A pressão internacional sobre o ministro Alexandre de Moraes ganhou novo capítulo nesta última segunda, 22, quando os Estados Unidos aplicaram sanções da Lei Magnitsky contra a advogada Viviane Barci de Moraes, esposa do magistrado, e contra o Instituto Lex, ligado à família. A medida já atinge o próprio Moraes desde 30 de julho e foi publicada pelo Escritório de Controle de Ativos Estrangeiros do Departamento do Tesouro norte-americano.

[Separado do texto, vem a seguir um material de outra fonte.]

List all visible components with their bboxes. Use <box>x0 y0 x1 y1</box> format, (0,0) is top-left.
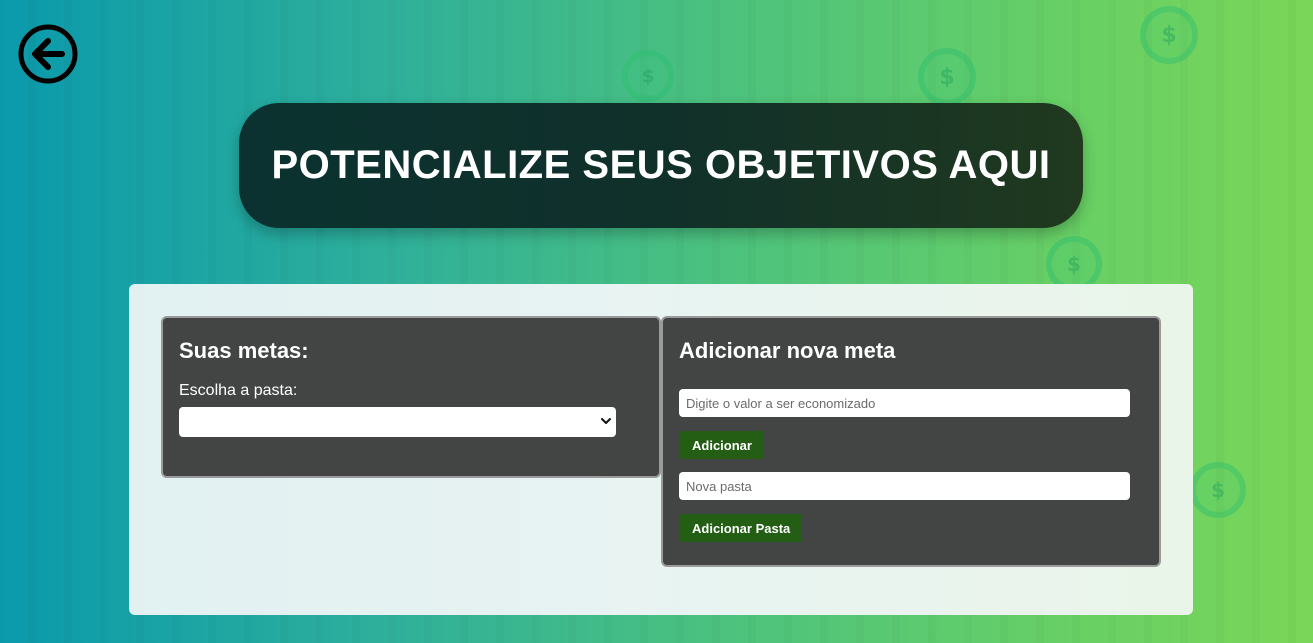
add-goal-button[interactable]: Adicionar <box>680 431 764 459</box>
dollar-coin-icon: $ <box>918 48 976 106</box>
new-folder-input[interactable] <box>679 472 1130 500</box>
back-button[interactable] <box>18 24 78 84</box>
dollar-coin-icon: $ <box>622 50 674 102</box>
add-folder-button[interactable]: Adicionar Pasta <box>680 514 803 542</box>
folder-select[interactable] <box>179 407 616 437</box>
add-goal-panel: Adicionar nova meta Adicionar Adicionar … <box>661 316 1161 567</box>
arrow-left-circle-icon <box>18 24 78 84</box>
goal-amount-input[interactable] <box>679 389 1130 417</box>
hero-banner: POTENCIALIZE SEUS OBJETIVOS AQUI <box>239 103 1083 228</box>
dollar-coin-icon: $ <box>1190 462 1246 518</box>
goals-panel-title: Suas metas: <box>179 338 309 363</box>
folder-select-label: Escolha a pasta: <box>179 382 298 399</box>
add-goal-panel-title: Adicionar nova meta <box>679 338 896 363</box>
page-title: POTENCIALIZE SEUS OBJETIVOS AQUI <box>271 143 1051 187</box>
dollar-coin-icon: $ <box>1140 6 1198 64</box>
goals-panel: Suas metas: Escolha a pasta: <box>161 316 661 478</box>
chevron-down-icon <box>601 418 611 424</box>
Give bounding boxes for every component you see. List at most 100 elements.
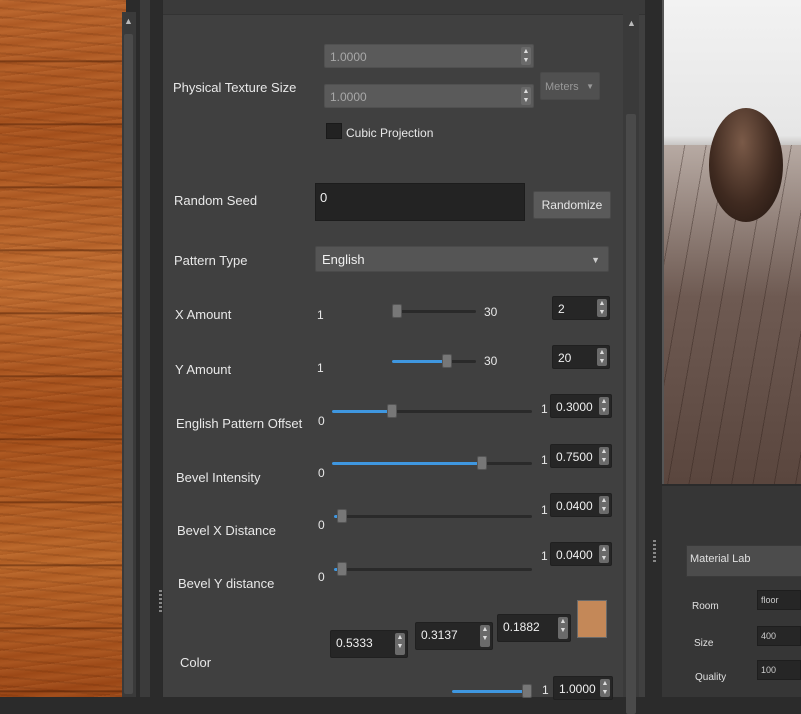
bottom-max: 1 [542, 683, 549, 697]
spin-arrows-icon[interactable]: ▲ ▼ [395, 633, 405, 655]
slider-handle[interactable] [522, 684, 532, 698]
panel-divider [140, 0, 150, 697]
bevel-y-input[interactable]: 0.0400 ▲ ▼ [550, 542, 612, 566]
x-amount-label: X Amount [175, 307, 232, 322]
value-text: 0.0400 [556, 499, 593, 513]
scroll-thumb[interactable] [124, 34, 133, 694]
slider-fill [332, 462, 482, 465]
scroll-up-icon[interactable]: ▲ [124, 16, 133, 26]
value-text: 0.1882 [503, 620, 540, 634]
spin-arrows-icon[interactable]: ▲ ▼ [599, 447, 609, 465]
y-amount-label: Y Amount [175, 362, 232, 377]
x-amount-max: 30 [484, 305, 498, 319]
bevel-x-min: 0 [318, 518, 325, 532]
bevel-x-max: 1 [541, 503, 548, 517]
value-text: 0.3000 [556, 400, 593, 414]
size-label: Size [694, 638, 714, 649]
panel-scrollbar[interactable]: ▲ [623, 14, 639, 714]
bottom-slider[interactable] [452, 684, 532, 698]
texture-size-height-input[interactable]: 1.0000 ▲ ▼ [324, 84, 534, 108]
render-preview [662, 0, 801, 484]
cubic-projection-label: Cubic Projection [346, 126, 434, 140]
bevel-intensity-label: Bevel Intensity [176, 470, 261, 485]
bevel-x-label: Bevel X Distance [177, 523, 276, 538]
value-text: 1.0000 [330, 90, 367, 104]
color-label: Color [180, 655, 212, 670]
randomize-button[interactable]: Randomize [533, 191, 611, 219]
bevel-y-label: Bevel Y distance [178, 576, 275, 591]
material-lab-title: Material Lab [690, 553, 751, 565]
bevel-intensity-slider[interactable] [332, 456, 532, 470]
slider-fill [392, 360, 448, 363]
y-amount-input[interactable]: 20 ▲ ▼ [552, 345, 610, 369]
slider-fill [452, 690, 532, 693]
bevel-x-input[interactable]: 0.0400 ▲ ▼ [550, 493, 612, 517]
color-blue-input[interactable]: 0.1882 ▲ ▼ [497, 614, 571, 642]
spin-arrows-icon[interactable]: ▲ ▼ [599, 496, 609, 514]
panel-header [163, 0, 645, 15]
room-label: Room [692, 601, 719, 612]
room-dropdown[interactable]: floor [757, 590, 801, 610]
slider-handle[interactable] [336, 562, 347, 576]
english-offset-input[interactable]: 0.3000 ▲ ▼ [550, 394, 612, 418]
value-text: 2 [558, 302, 565, 316]
spin-arrows-icon[interactable]: ▲ ▼ [480, 625, 490, 647]
spin-arrows-icon[interactable]: ▲ ▼ [597, 348, 607, 366]
value-text: 0.3137 [421, 628, 458, 642]
value-text: 1.0000 [330, 50, 367, 64]
value-text: 0.0400 [556, 548, 593, 562]
slider-handle[interactable] [336, 509, 347, 523]
slider-handle[interactable] [387, 404, 397, 418]
value-text: 0.5333 [336, 636, 373, 650]
color-red-input[interactable]: 0.5333 ▲ ▼ [330, 630, 408, 658]
bevel-y-min: 0 [318, 570, 325, 584]
slider-fill [332, 410, 392, 413]
y-amount-min: 1 [317, 361, 324, 375]
quality-input[interactable]: 100 [757, 660, 801, 680]
chevron-down-icon: ▼ [586, 82, 594, 91]
spin-arrows-icon[interactable]: ▲ ▼ [600, 679, 610, 697]
spin-arrows-icon[interactable]: ▲ ▼ [599, 545, 609, 563]
spin-arrows-icon[interactable]: ▲ ▼ [521, 87, 531, 105]
scroll-thumb[interactable] [626, 114, 636, 714]
bottom-value-input[interactable]: 1.0000 ▲ ▼ [553, 676, 613, 700]
bevel-intensity-input[interactable]: 0.7500 ▲ ▼ [550, 444, 612, 468]
texture-size-label: Physical Texture Size [173, 80, 297, 95]
y-amount-max: 30 [484, 354, 498, 368]
chevron-down-icon: ▼ [591, 255, 600, 265]
slider-handle[interactable] [477, 456, 487, 470]
value-text: 20 [558, 351, 572, 365]
spin-arrows-icon[interactable]: ▲ ▼ [521, 47, 531, 65]
spin-arrows-icon[interactable]: ▲ ▼ [599, 397, 609, 415]
units-dropdown[interactable]: Meters ▼ [540, 72, 600, 100]
bevel-y-slider[interactable] [334, 562, 532, 576]
x-amount-min: 1 [317, 308, 324, 322]
english-offset-slider[interactable] [332, 404, 532, 418]
bevel-intensity-min: 0 [318, 466, 325, 480]
y-amount-slider[interactable] [392, 354, 476, 368]
spin-arrows-icon[interactable]: ▲ ▼ [597, 299, 607, 317]
value-text: 0.7500 [556, 450, 593, 464]
bevel-x-slider[interactable] [334, 509, 532, 523]
color-swatch[interactable] [577, 600, 607, 638]
scroll-up-icon[interactable]: ▲ [627, 18, 636, 28]
pattern-type-dropdown[interactable]: English ▼ [315, 246, 609, 272]
color-green-input[interactable]: 0.3137 ▲ ▼ [415, 622, 493, 650]
cubic-projection-checkbox[interactable] [326, 123, 342, 139]
english-offset-label: English Pattern Offset [176, 416, 303, 431]
texture-size-width-input[interactable]: 1.0000 ▲ ▼ [324, 44, 534, 68]
slider-handle[interactable] [442, 354, 453, 368]
pattern-type-value: English [322, 252, 365, 267]
size-input[interactable]: 400 [757, 626, 801, 646]
x-amount-slider[interactable] [392, 304, 476, 318]
splitter-grip-icon[interactable] [653, 540, 656, 562]
bevel-y-max: 1 [541, 549, 548, 563]
random-seed-input[interactable]: 0 [315, 183, 525, 221]
spin-arrows-icon[interactable]: ▲ ▼ [558, 617, 568, 639]
preview-scrollbar[interactable]: ▲ [122, 12, 136, 697]
units-value: Meters [545, 81, 579, 93]
slider-handle[interactable] [392, 304, 402, 318]
render-sphere [709, 108, 783, 222]
english-offset-max: 1 [541, 402, 548, 416]
x-amount-input[interactable]: 2 ▲ ▼ [552, 296, 610, 320]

Logo após a decisão, a embaixada dos EUA no Brasil republicou no X (antigo Twitter) mensagens de integrantes do governo Donald Trump que reforçam as críticas ao ministro do STF. O secretário de Estado, Marco Rubio, afirmou que Moraes é “violador de direitos humanos” e que a medida serve como aviso a quem o apoie.
Também em postagem destacada, o secretário do Tesouro, Scott Bessent, acusou o ministro de promover “censura, detenções arbitrárias e processos politizados”, citando inclusive ações contra o ex-presidente Jair Bolsonaro. Segundo ele, o Tesouro continuará mirando pessoas e instituições que, em sua visão, dão suporte ao magistrado.
A Lei Magnitsky permite ao governo americano punir estrangeiros acusados de violar direitos humanos, prevendo bloqueio de bens, contas bancárias e negócios nos EUA, além da proibição de entrada no país. Na prática, as sanções colocam Moraes e sua família sob forte cerco diplomático e financeiro.
A medida reacende o debate sobre os limites da atuação internacional em questões internas brasileiras e intensifica a polêmica em torno da figura de Alexandre de Moraes, hoje o mais visado integrante do Supremo.